There are some reasons for hope, though: Apple recently added multiple profiles, external webcam support on the iPad, and a few other features to Safari, which at least shows Apple is aware Safari exists and is ready to give it access to some native features. It felt for years like Apple would happily ditch Safari totally if given the choice; after all, it tightly controls everything about its platforms, and the web is an utterly uncontrollable place. But the company looks to be still invested in making Safari work. (All the Safari-focused antitrust pressure is definitely helping move things along, too.)
Safari for visionOS will also come with some platform-specific features: you’ll be able to start multiple windows at the same time and move them all around in virtual space. A leaked video recently showed a user moving a 3D object inside of a webpage. Apple engineers said at WWDC last year that they’ve completely redesigned the tab overview for visionOS, and they’ve also made some changes so the browser works both with touch and the eye-tracking and double-pinching processes that are core to visionOS. Apple has been telling developers to prepare their apps for all kinds of new screen sizes and layouts, as users do wacky stuff with their headsets.
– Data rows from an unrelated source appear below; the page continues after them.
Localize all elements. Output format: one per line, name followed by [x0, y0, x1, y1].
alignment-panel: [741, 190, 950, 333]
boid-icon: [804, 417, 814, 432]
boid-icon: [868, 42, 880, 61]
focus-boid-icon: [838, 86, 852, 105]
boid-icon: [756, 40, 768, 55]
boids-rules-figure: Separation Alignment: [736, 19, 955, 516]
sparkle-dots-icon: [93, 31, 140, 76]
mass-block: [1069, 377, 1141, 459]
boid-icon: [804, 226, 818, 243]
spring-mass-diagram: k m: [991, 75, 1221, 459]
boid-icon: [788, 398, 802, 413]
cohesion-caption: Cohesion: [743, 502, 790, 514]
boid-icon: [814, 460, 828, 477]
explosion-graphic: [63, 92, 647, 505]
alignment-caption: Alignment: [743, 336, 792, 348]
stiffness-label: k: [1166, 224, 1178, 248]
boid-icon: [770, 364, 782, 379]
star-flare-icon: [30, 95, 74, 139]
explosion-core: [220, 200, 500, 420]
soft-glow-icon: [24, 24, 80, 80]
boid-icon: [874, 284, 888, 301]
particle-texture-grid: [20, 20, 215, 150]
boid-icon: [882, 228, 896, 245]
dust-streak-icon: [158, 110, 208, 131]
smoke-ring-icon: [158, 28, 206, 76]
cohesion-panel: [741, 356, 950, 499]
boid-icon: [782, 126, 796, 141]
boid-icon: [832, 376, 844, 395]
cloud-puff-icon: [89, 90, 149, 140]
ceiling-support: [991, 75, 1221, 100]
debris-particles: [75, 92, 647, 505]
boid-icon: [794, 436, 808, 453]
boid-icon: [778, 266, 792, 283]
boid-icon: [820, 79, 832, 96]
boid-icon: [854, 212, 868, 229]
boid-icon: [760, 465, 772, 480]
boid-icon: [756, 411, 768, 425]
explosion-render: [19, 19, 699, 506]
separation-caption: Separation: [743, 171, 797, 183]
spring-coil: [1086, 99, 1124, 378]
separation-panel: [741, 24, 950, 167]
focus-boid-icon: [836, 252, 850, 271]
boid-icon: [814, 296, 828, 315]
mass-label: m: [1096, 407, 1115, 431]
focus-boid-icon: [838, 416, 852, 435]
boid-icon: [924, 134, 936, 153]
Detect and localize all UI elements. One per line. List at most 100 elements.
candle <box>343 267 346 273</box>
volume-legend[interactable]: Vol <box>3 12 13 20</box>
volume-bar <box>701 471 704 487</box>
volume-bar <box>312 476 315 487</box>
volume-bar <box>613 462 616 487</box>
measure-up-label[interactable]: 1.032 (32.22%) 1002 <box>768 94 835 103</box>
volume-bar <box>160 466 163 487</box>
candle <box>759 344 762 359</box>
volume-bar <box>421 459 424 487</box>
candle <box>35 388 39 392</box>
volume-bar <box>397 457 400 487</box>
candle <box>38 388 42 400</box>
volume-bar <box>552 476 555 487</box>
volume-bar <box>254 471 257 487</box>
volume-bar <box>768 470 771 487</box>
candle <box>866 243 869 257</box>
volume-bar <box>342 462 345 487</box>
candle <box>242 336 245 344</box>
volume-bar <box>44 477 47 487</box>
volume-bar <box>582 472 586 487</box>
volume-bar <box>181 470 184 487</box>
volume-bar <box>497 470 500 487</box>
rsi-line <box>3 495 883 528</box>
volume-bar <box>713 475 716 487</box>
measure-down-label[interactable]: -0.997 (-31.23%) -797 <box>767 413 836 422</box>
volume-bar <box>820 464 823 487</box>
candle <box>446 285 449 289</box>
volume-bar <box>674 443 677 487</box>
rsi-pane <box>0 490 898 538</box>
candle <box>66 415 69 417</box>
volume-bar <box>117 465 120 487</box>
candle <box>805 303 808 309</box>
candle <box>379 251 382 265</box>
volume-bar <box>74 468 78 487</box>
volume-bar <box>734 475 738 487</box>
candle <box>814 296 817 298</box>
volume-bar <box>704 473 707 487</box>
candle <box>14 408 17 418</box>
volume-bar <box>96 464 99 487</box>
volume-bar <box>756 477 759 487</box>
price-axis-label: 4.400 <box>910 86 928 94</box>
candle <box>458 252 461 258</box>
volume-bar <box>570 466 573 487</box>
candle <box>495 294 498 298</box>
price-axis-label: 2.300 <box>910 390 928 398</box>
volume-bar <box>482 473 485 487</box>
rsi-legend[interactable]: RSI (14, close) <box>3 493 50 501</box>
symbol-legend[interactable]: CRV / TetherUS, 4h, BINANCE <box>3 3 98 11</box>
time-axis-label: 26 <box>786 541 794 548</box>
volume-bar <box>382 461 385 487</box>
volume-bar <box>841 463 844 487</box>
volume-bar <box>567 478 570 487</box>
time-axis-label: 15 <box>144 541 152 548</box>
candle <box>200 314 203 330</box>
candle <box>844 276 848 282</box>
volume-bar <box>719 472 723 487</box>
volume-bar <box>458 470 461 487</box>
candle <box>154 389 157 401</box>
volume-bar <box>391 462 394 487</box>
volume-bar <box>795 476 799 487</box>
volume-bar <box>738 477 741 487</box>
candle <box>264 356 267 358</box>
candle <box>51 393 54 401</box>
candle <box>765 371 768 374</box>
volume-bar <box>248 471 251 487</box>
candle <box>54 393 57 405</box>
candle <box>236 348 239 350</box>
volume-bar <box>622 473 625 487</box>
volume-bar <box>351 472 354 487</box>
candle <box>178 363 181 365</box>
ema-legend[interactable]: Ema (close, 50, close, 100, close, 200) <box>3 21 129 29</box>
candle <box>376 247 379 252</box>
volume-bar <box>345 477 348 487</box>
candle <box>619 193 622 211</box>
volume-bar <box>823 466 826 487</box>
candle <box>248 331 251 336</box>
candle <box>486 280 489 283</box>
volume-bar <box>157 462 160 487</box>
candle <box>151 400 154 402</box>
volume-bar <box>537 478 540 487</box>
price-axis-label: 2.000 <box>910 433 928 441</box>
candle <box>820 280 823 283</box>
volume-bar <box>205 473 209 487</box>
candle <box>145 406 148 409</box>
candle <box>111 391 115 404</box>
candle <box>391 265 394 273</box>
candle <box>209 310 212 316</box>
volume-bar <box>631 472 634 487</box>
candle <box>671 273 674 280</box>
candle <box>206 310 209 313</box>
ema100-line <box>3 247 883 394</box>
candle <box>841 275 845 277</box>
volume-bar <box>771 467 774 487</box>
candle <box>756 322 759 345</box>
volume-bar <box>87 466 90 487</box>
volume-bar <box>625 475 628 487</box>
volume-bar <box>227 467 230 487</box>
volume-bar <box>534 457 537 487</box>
The business also confirmed that it will support WebXR, a protocol for browser-based VR that can be used for some impressively immersive stuff.
Rumors have also been flying for a couple of years that Apple is going to drop its WebKit requirement for developers, which would mean other browsers could be built on other rendering engines. If and when that happens, you might be able to run full-fledged Chrome or Firefox on your Apple devices, possibly including the Vision Pro. That change, along with the increased attention on progressive web apps (PWAs) — the cross-platform, web-based apps that Android, Windows, and even Apple are starting to support more strongly — could make your headset’s browser wildly more powerful practically overnight. With a good browser and powerful PWAs, many users might mostly not notice the difference between starting the Spotify app and going to Spotify.com. That’s a win for the whole web.
A powerful, highly integrated desktop-class browser will make the Vision Pro useful and powerful from day one. Apple should accept Safari, allow other desktop-class browsers, and treat the Vision Pro like the power user platform it is. No one has yet seen enough of Safari for visionOS to know if it is all of those things, though — and I’m not sure whether Apple wants it to be. Because here’s the real question for Apple: which is more important, getting the Vision Pro off to a good start or protecting the security of its App Store control at all costs? As Apple tries to make a platform shift to face computers, I’m not sure it can have it both ways.